マズローの欲求五段階説というものがある。簡単に書くと人間には下から食や睡眠を求める生理的欲求・安全な暮らしを求める安全欲求・友人や社会からの評価を求める社会的欲求・尊敬を得たいと思う承認欲求・自分の考える本来あるべき自分になりたいと思う自己実現欲求の五つがあり下位の欲求が満たされると上位の欲求を求めるというものだ。


生理的欲求

安全欲求

社会的欲求

承認欲求

自己実現欲求


 安全欲求までは僕でも満たしている。満足に貯金はできないが日々の生活に苦労することはない。そう考えると今僕は三つ目の欲求である社会的欲求を求める段階のようだ。ただしこの社会的欲求と次の上位欲求である承認欲求は他の欲求よりも密接に関わっていると感じる。他方の欲求の中にもう片方の欲求の一部が内包している。社会的欲求を満たせば承認欲求も少し満たされるような気がする。

 正直あまり自分には縁の無い欲求だと思うがそのどちらもが完全に無いわけでもない。完全に無ければブログなんて書かないし介護のような人と接する仕事を選ばない。

 人と接するということに関してもう少し書く。ブログを開設する際一番迷ったのがコメント欄を設けるか否かということだった。自分の好きなことを好きなように書いていくスタイルに魅力があるように最初は思った。僕は自分のことを社会的欲求と承認欲求の薄い人間だと誤解していたので人と接することを求めていないとも思っていた。それにコメント欄を設けるとブログの過疎化が目立つ。

 今はコメント欄を付けておいて良かったと思っている。現実の社会ではドヤ街に住んでいることに共感してくれる人なんてまず見つけられない。ここに書けばコメントが無い記事でも誰かは読んでくれている。僕がドヤ街に住んでいることを知人で知っている人はほとんどいないし話すこともしない。現実の世界では僕の生活に根ざした承認欲求は満たされない。あと自分の書いた文章ってあまり覚えていないが人と喋ったことって以外と覚えている。

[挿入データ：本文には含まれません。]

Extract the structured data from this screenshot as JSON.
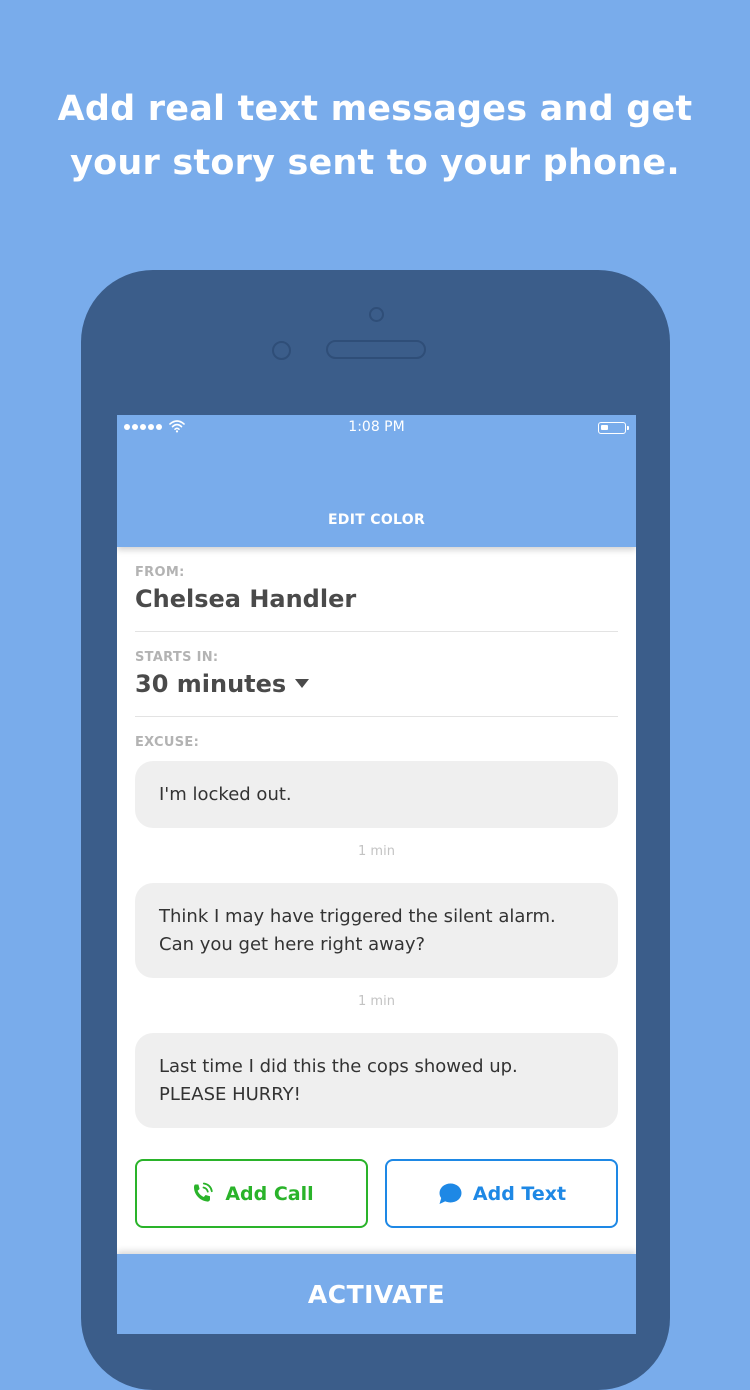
{
  "headline": {
    "line1": "Add real text messages and get",
    "line2": "your story sent to your phone."
  },
  "status_bar": {
    "time": "1:08 PM"
  },
  "header": {
    "edit_color": "EDIT COLOR"
  },
  "form": {
    "from": {
      "label": "FROM:",
      "value": "Chelsea Handler"
    },
    "starts_in": {
      "label": "STARTS IN:",
      "value": "30 minutes"
    },
    "excuse": {
      "label": "EXCUSE:"
    }
  },
  "messages": [
    {
      "lines": [
        "I'm locked out."
      ]
    },
    {
      "timestamp": "1 min",
      "lines": [
        "Think I may have triggered the silent alarm.",
        "Can you get here right away?"
      ]
    },
    {
      "timestamp": "1 min",
      "lines": [
        "Last time I did this the cops showed up.",
        "PLEASE HURRY!"
      ]
    }
  ],
  "actions": {
    "add_call": "Add Call",
    "add_text": "Add Text",
    "activate": "ACTIVATE"
  },
  "colors": {
    "background": "#79aceb",
    "phone_body": "#3b5d8a",
    "call_green": "#2ab32a",
    "text_blue": "#1e88e5"
  },
  "icons": {
    "call": "phone-call-icon",
    "text": "chat-bubble-icon",
    "wifi": "wifi-icon",
    "battery": "battery-icon",
    "caret": "caret-down-icon"
  }
}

 人がブログを始める理由は様々だが僕の場合は社会的欲求と承認欲求が主な動機だったのではないかと思う。僕だけではなくブログを書いている人ほとんどがそうではないかと思う。コメント欄を設けていない人もいるが現実世界で言えないことをブログに書くことはその人にとって重要な意味があるはずだ。何かをするという行動には必ず理由があるし無意識のうちにブログを始めていたなんて人はいないだろう。となるとブログを辞めるという行動にも明確な理由があると思う。それは現実世界で欲求を叶えたのかもしれないしブログを書いて欲求を満たすことを諦めたということかもしれない。

 すぐに挫折したがこのブログを開設した当初は家を捨てて各地を放浪する生活を送ろうと思っていた。だけれどそのようなことを知人に言っても止められることは目に見えている。現実社会で満たされない欲求を解消するために僕はネットの世界に飛び込んだのだ。そのための手段はツイッターでも良かったが僕のように長文を書く人間にはブログが適していた。

 となるとこのブログを辞めるときもはっきりしている。社会的欲求と承認欲求が満たされ自己実現欲求を追い求める段階になったときだろう。

 自分の考える本来あるべき自分になりたいと思うことが自己実現欲求だと書いたがそう考えるとその欲求に向かう自分の姿もブログに書いていけそうだ。ブログを書くということに終わりが見えない。